The geometric mean of a set of numbers is an alternative measure of central tendency to the more common “arithmetic mean” (this is the mean that we are used to). For a set of \(J\) numbers, \(x_1,x_2,\ldots,x_J\), the geometric mean is defined as
\[ (x_1 \cdot x_2 \cdot \cdots \cdot x_J)^{1/J} \]
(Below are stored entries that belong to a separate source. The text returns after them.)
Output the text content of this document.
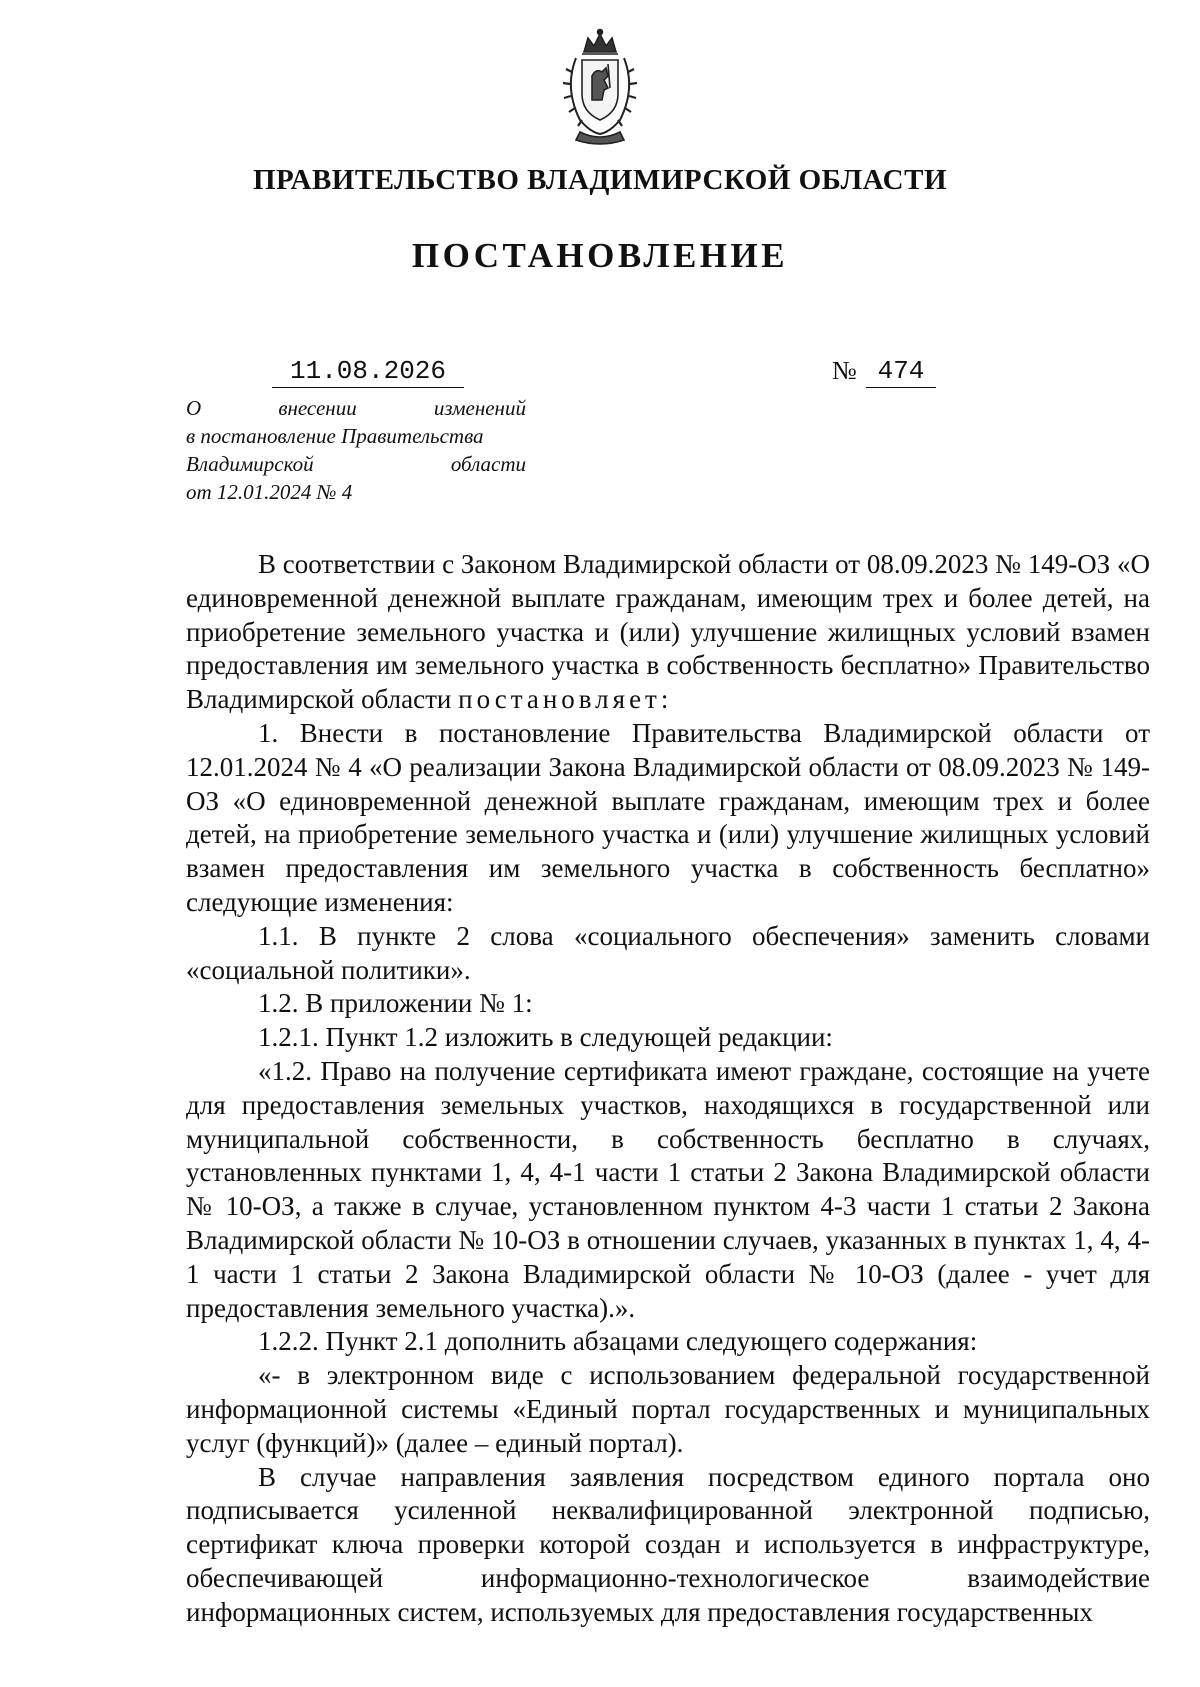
ПРАВИТЕЛЬСТВО ВЛАДИМИРСКОЙ ОБЛАСТИ
ПОСТАНОВЛЕНИЕ
11.08.2026	№ 474
О	внесении	изменений
в постановление Правительства
Владимирской	области
от 12.01.2024 № 4

В соответствии с Законом Владимирской области от 08.09.2023 № 149-ОЗ «О единовременной денежной выплате гражданам, имеющим трех и более детей, на приобретение земельного участка и (или) улучшение жилищных условий взамен предоставления им земельного участка в собственность бесплатно» Правительство Владимирской области постановляет:

1. Внести в постановление Правительства Владимирской области от 12.01.2024 № 4 «О реализации Закона Владимирской области от 08.09.2023 № 149-ОЗ «О единовременной денежной выплате гражданам, имеющим трех и более детей, на приобретение земельного участка и (или) улучшение жилищных условий взамен предоставления им земельного участка в собственность бесплатно» следующие изменения:

1.1. В пункте 2 слова «социального обеспечения» заменить словами «социальной политики».

1.2. В приложении № 1:

1.2.1. Пункт 1.2 изложить в следующей редакции:

«1.2. Право на получение сертификата имеют граждане, состоящие на учете для предоставления земельных участков, находящихся в государственной или муниципальной собственности, в собственность бесплатно в случаях, установленных пунктами 1, 4, 4-1 части 1 статьи 2 Закона Владимирской области № 10-ОЗ, а также в случае, установленном пунктом 4-3 части 1 статьи 2 Закона Владимирской области № 10-ОЗ в отношении случаев, указанных в пунктах 1, 4, 4-1 части 1 статьи 2 Закона Владимирской области № 10-ОЗ (далее - учет для предоставления земельного участка).».

1.2.2. Пункт 2.1 дополнить абзацами следующего содержания:

«- в электронном виде с использованием федеральной государственной информационной системы «Единый портал государственных и муниципальных услуг (функций)» (далее – единый портал).

В случае направления заявления посредством единого портала оно подписывается усиленной неквалифицированной электронной подписью, сертификат ключа проверки которой создан и используется в инфраструктуре, обеспечивающей информационно-технологическое взаимодействие информационных систем, используемых для предоставления государственных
Write a function called geometric_mean
that takes in a
vector of numbers and computes their geometric mean. Compute the
geometric mean of c(10,8,13)
Use the lubridate
package to figure out how many
days there were between Jan. 1, 1981 and Jan. 10, 2022.
mtcars
is one of the data frames that comes packaged
with base R.
How many observations does mtcars
have?
How many columns does mtcars
have?
What are the names of the columns of
mtcars
?
Print only the rows of mtcars
for cars that get at
least 20 mpg
Print only the rows of mtcars
that get at least 20
mpg and have at least 100 horsepower (it is in the column called
hp
)
Print only the rows of mtcars
that have 6 or more
cylinders (it is in the column labeld cyl
) or at least 100
horsepower
Recover the 10th row of mtcars
Sort the rows of mtcars
by mpg (from highest to
lowest)